Born in 1981 in Karachi, Pakistan, her family fled to France via Lebanon when she was still an infant. There, the family fell apart. What followed was an unstable life marked by upheaval. She grew up in various foster families, experienced violence and abuse, dropped out of school, and had to face the death of her mother shortly after they were reunited. A sense of calm came when a friend invited her to Mallorca, where she settled at the age of 27.

Around 2020, personal upheavals led her to confront her past, and through this, she found painting. Without academic training or prior experience, she began bringing her life to canvas. Boldly, she faces her past in large-format paintings—life-sized portraits, childhood locations, and memories.

It takes great strength and courage to work the heavy wooden panels—larger than the artist herself—and to engage with personal trauma on such an overwhelming scale. The deeply personal meaning of her work and process is evident in both composition and execution. While the settings in her paintings are often reduced situated between expressive brushwork, abstract color fields, and Art Nouveau-like ornamentation—the faces and skin of her subjects are rich in texture and complexity. They appear both coarse and rough, yet fragile like ancient parchment. Layer by layer, the artist enters into an intense exchange with the people she portrays through brush and paint. The result is raw, almost scarred, but deeply intimate.

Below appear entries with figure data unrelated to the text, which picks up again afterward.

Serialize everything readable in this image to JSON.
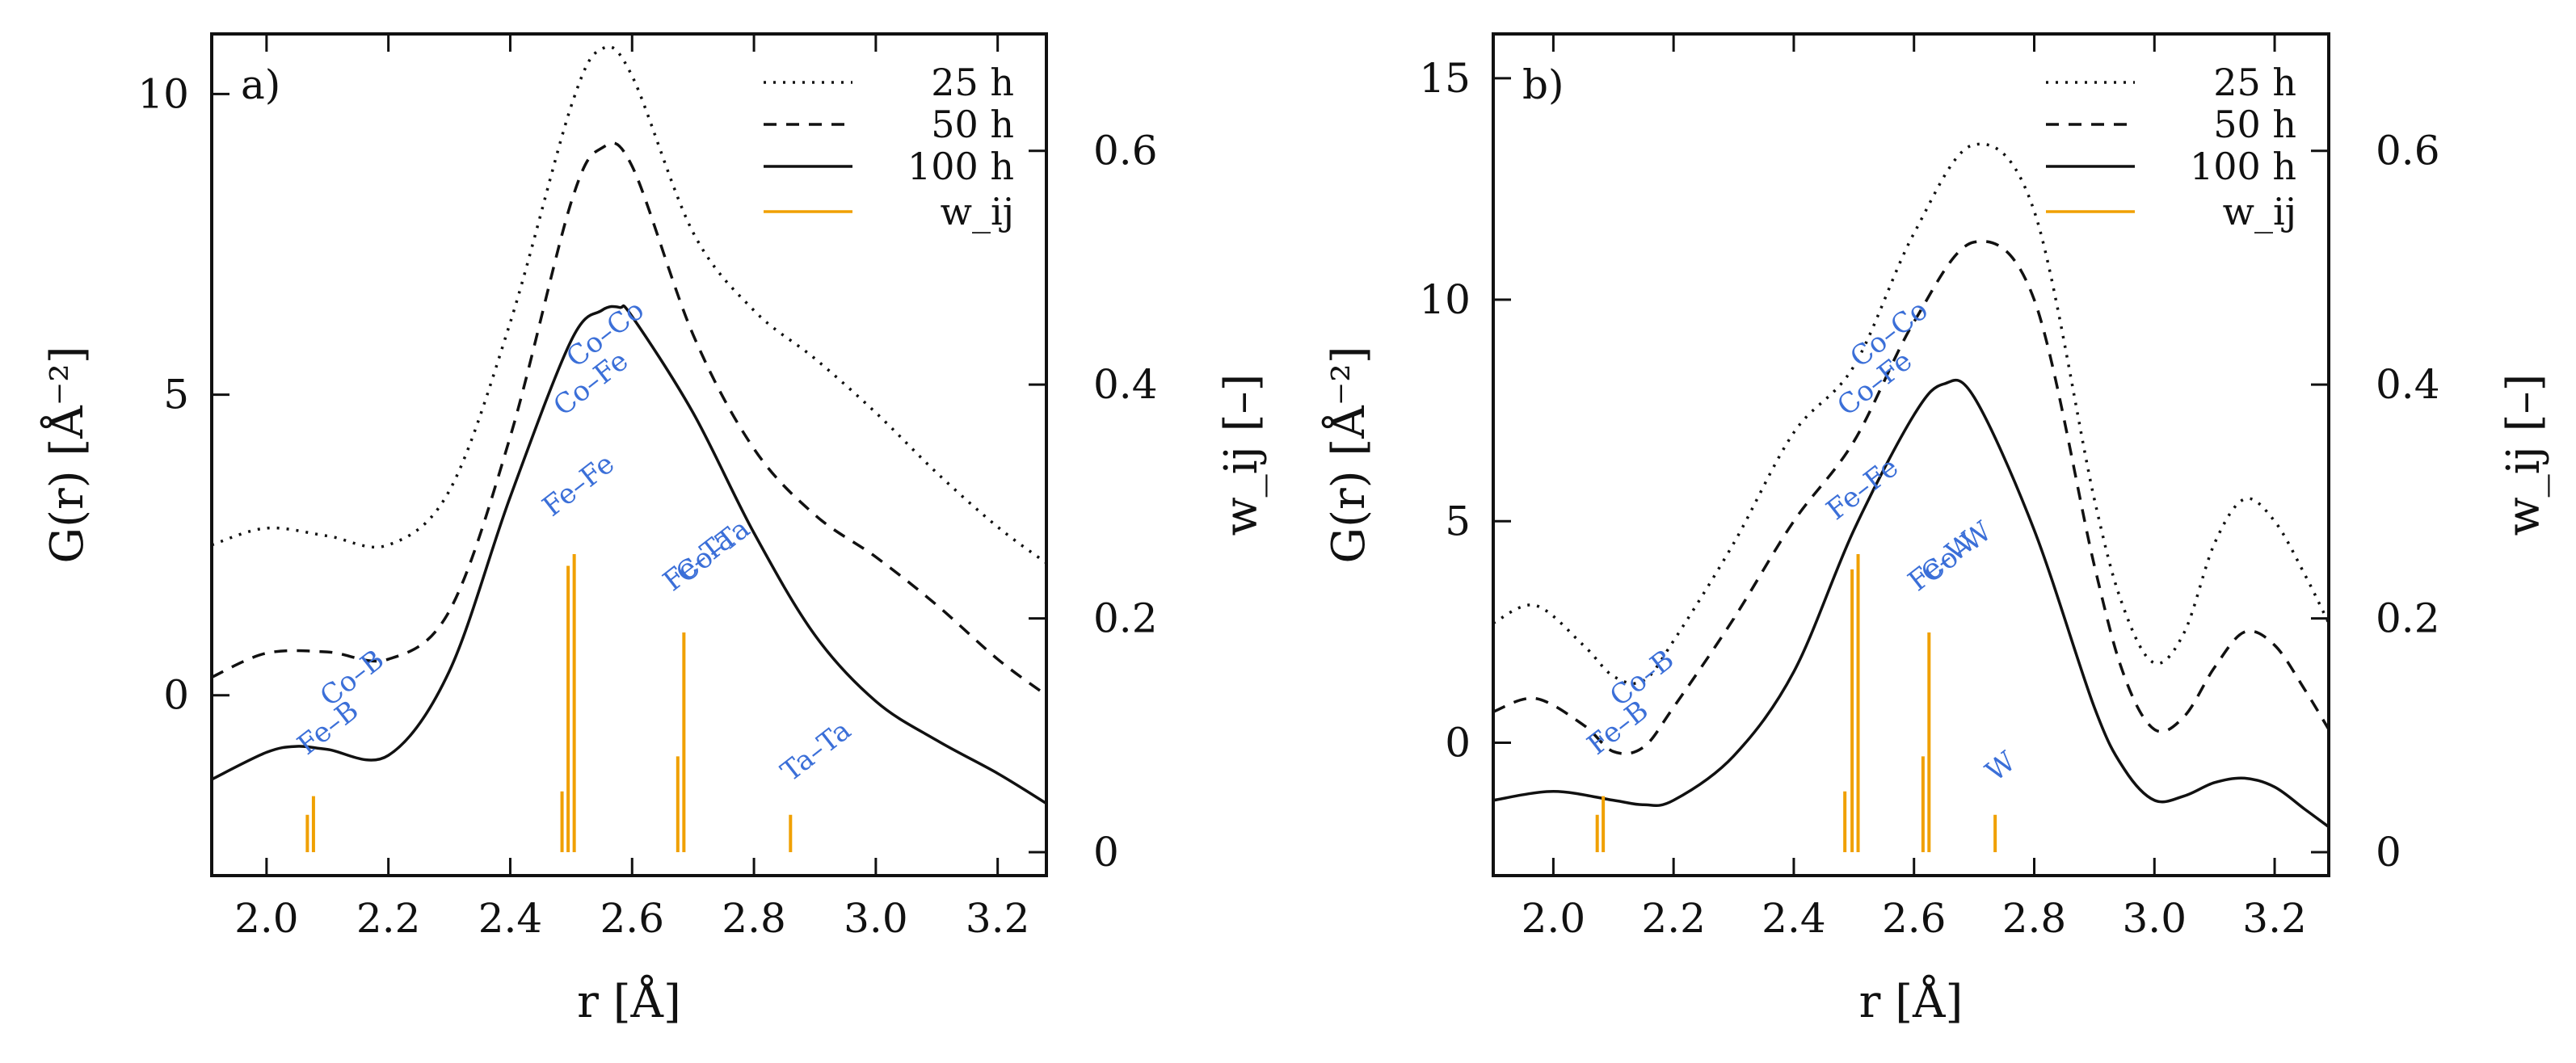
{
  "chart_data": [
    {
      "type": "line",
      "panel_label": "a)",
      "xlabel": "r [Å]",
      "ylabel": "G(r) [Å⁻²]",
      "ylabel_right": "w_ij [–]",
      "xlim": [
        1.91,
        3.28
      ],
      "ylim": [
        -3.0,
        11.0
      ],
      "ylim_right": [
        -0.02,
        0.7
      ],
      "x_ticks": [
        2.0,
        2.2,
        2.4,
        2.6,
        2.8,
        3.0,
        3.2
      ],
      "y_ticks": [
        0,
        5,
        10
      ],
      "y_ticks_right": [
        0,
        0.2,
        0.4,
        0.6
      ],
      "legend_position": "top-right",
      "series": [
        {
          "name": "25 h",
          "style": "dotted",
          "x": [
            1.91,
            2.0,
            2.1,
            2.2,
            2.3,
            2.4,
            2.5,
            2.55,
            2.6,
            2.7,
            2.8,
            2.9,
            3.0,
            3.1,
            3.2,
            3.28
          ],
          "y": [
            2.5,
            2.78,
            2.65,
            2.5,
            3.4,
            6.2,
            9.8,
            10.75,
            10.3,
            7.7,
            6.4,
            5.6,
            4.7,
            3.7,
            2.8,
            2.2
          ]
        },
        {
          "name": "50 h",
          "style": "dashed",
          "x": [
            1.91,
            2.0,
            2.1,
            2.2,
            2.3,
            2.4,
            2.5,
            2.55,
            2.6,
            2.7,
            2.8,
            2.9,
            3.0,
            3.1,
            3.2,
            3.28
          ],
          "y": [
            0.3,
            0.7,
            0.72,
            0.6,
            1.4,
            4.3,
            8.2,
            9.1,
            8.8,
            6.0,
            4.1,
            3.0,
            2.3,
            1.5,
            0.6,
            0.0
          ]
        },
        {
          "name": "100 h",
          "style": "solid",
          "x": [
            1.91,
            2.0,
            2.05,
            2.1,
            2.2,
            2.3,
            2.4,
            2.5,
            2.55,
            2.58,
            2.6,
            2.7,
            2.8,
            2.9,
            3.0,
            3.1,
            3.2,
            3.28
          ],
          "y": [
            -1.4,
            -0.95,
            -0.85,
            -0.9,
            -1.0,
            0.4,
            3.3,
            5.9,
            6.4,
            6.45,
            6.3,
            4.7,
            2.7,
            1.0,
            -0.1,
            -0.75,
            -1.3,
            -1.8
          ]
        }
      ],
      "weights": {
        "name": "w_ij",
        "color": "#f0a000",
        "sticks": [
          {
            "r": 2.067,
            "w": 0.032
          },
          {
            "r": 2.077,
            "w": 0.048
          },
          {
            "r": 2.485,
            "w": 0.052
          },
          {
            "r": 2.495,
            "w": 0.245
          },
          {
            "r": 2.505,
            "w": 0.255
          },
          {
            "r": 2.675,
            "w": 0.082
          },
          {
            "r": 2.685,
            "w": 0.188
          },
          {
            "r": 2.86,
            "w": 0.032
          }
        ]
      },
      "pair_labels": [
        "Co–B",
        "Fe–B",
        "Co–Co",
        "Co–Fe",
        "Fe–Fe",
        "Co–Ta",
        "Fe–Ta",
        "Ta–Ta"
      ]
    },
    {
      "type": "line",
      "panel_label": "b)",
      "xlabel": "r [Å]",
      "ylabel": "G(r) [Å⁻²]",
      "ylabel_right": "w_ij [–]",
      "xlim": [
        1.9,
        3.29
      ],
      "ylim": [
        -3.0,
        16.0
      ],
      "ylim_right": [
        -0.02,
        0.7
      ],
      "x_ticks": [
        2.0,
        2.2,
        2.4,
        2.6,
        2.8,
        3.0,
        3.2
      ],
      "y_ticks": [
        0,
        5,
        10,
        15
      ],
      "y_ticks_right": [
        0,
        0.2,
        0.4,
        0.6
      ],
      "legend_position": "top-right",
      "series": [
        {
          "name": "25 h",
          "style": "dotted",
          "x": [
            1.9,
            1.97,
            2.05,
            2.1,
            2.15,
            2.2,
            2.3,
            2.4,
            2.5,
            2.6,
            2.7,
            2.8,
            2.9,
            2.95,
            3.0,
            3.05,
            3.1,
            3.15,
            3.2,
            3.25,
            3.29
          ],
          "y": [
            2.7,
            3.1,
            2.2,
            1.5,
            1.4,
            2.3,
            4.5,
            7.0,
            8.5,
            11.5,
            13.5,
            12.0,
            5.5,
            3.0,
            1.8,
            2.5,
            4.5,
            5.5,
            5.0,
            3.8,
            2.7
          ]
        },
        {
          "name": "50 h",
          "style": "dashed",
          "x": [
            1.9,
            1.97,
            2.05,
            2.1,
            2.15,
            2.2,
            2.3,
            2.4,
            2.5,
            2.6,
            2.7,
            2.8,
            2.9,
            2.95,
            3.0,
            3.05,
            3.1,
            3.15,
            3.2,
            3.25,
            3.29
          ],
          "y": [
            0.7,
            1.0,
            0.4,
            -0.2,
            -0.1,
            0.8,
            2.8,
            5.0,
            6.8,
            9.5,
            11.3,
            10.0,
            4.0,
            1.5,
            0.3,
            0.6,
            1.7,
            2.5,
            2.2,
            1.2,
            0.3
          ]
        },
        {
          "name": "100 h",
          "style": "solid",
          "x": [
            1.9,
            2.0,
            2.1,
            2.15,
            2.2,
            2.3,
            2.4,
            2.5,
            2.6,
            2.65,
            2.7,
            2.8,
            2.9,
            2.95,
            3.0,
            3.05,
            3.1,
            3.15,
            3.2,
            3.25,
            3.29
          ],
          "y": [
            -1.3,
            -1.1,
            -1.3,
            -1.4,
            -1.3,
            -0.3,
            1.6,
            4.8,
            7.4,
            8.1,
            7.8,
            4.8,
            0.8,
            -0.6,
            -1.3,
            -1.2,
            -0.9,
            -0.8,
            -1.0,
            -1.5,
            -1.9
          ]
        }
      ],
      "weights": {
        "name": "w_ij",
        "color": "#f0a000",
        "sticks": [
          {
            "r": 2.073,
            "w": 0.032
          },
          {
            "r": 2.083,
            "w": 0.048
          },
          {
            "r": 2.485,
            "w": 0.052
          },
          {
            "r": 2.497,
            "w": 0.242
          },
          {
            "r": 2.507,
            "w": 0.255
          },
          {
            "r": 2.615,
            "w": 0.082
          },
          {
            "r": 2.625,
            "w": 0.188
          },
          {
            "r": 2.735,
            "w": 0.032
          }
        ]
      },
      "pair_labels": [
        "Co–B",
        "Fe–B",
        "Co–Co",
        "Co–Fe",
        "Fe–Fe",
        "Co–W",
        "Fe–W",
        "W"
      ]
    }
  ]
}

Complementing this intense dialogue with the people in her paintings, another focus emerges in her work. As a bittersweet counterpoint, flowers and other ornaments delicately weave over tiles and tablecloths. A symbol of overcoming her past? A reminder to herself to always see the beauty as well?

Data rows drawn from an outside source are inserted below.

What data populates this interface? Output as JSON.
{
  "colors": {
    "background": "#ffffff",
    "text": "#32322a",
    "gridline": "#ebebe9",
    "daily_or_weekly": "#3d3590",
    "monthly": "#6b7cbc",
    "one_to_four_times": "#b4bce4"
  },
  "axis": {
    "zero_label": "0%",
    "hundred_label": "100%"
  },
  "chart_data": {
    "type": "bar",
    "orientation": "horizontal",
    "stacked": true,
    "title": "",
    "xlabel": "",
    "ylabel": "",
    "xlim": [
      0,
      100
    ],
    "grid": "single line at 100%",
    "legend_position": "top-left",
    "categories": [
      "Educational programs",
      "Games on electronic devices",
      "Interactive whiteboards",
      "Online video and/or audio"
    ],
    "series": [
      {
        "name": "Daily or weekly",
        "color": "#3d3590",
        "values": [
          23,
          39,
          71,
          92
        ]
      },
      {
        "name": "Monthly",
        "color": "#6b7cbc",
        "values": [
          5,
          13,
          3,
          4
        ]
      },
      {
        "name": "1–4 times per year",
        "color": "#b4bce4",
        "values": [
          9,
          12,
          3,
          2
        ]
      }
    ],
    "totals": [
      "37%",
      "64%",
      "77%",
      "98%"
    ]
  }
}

For the first time, this exhibition also includes a person from Khorchid’s present. In Christophe, she portrays her life partner, showing how deeply art—beyond the exploration of her past—has become part of her life.

Reflecting on her time as an artist, Khorchid describes it as the happiest period of her life so far— a time of reconnecting with herself and freely expressing her emotions. There’s a twofold cause to rejoice then—both in the artist’s joy and in the power of her images, which encourage us to reflect on our past and our relationships with others.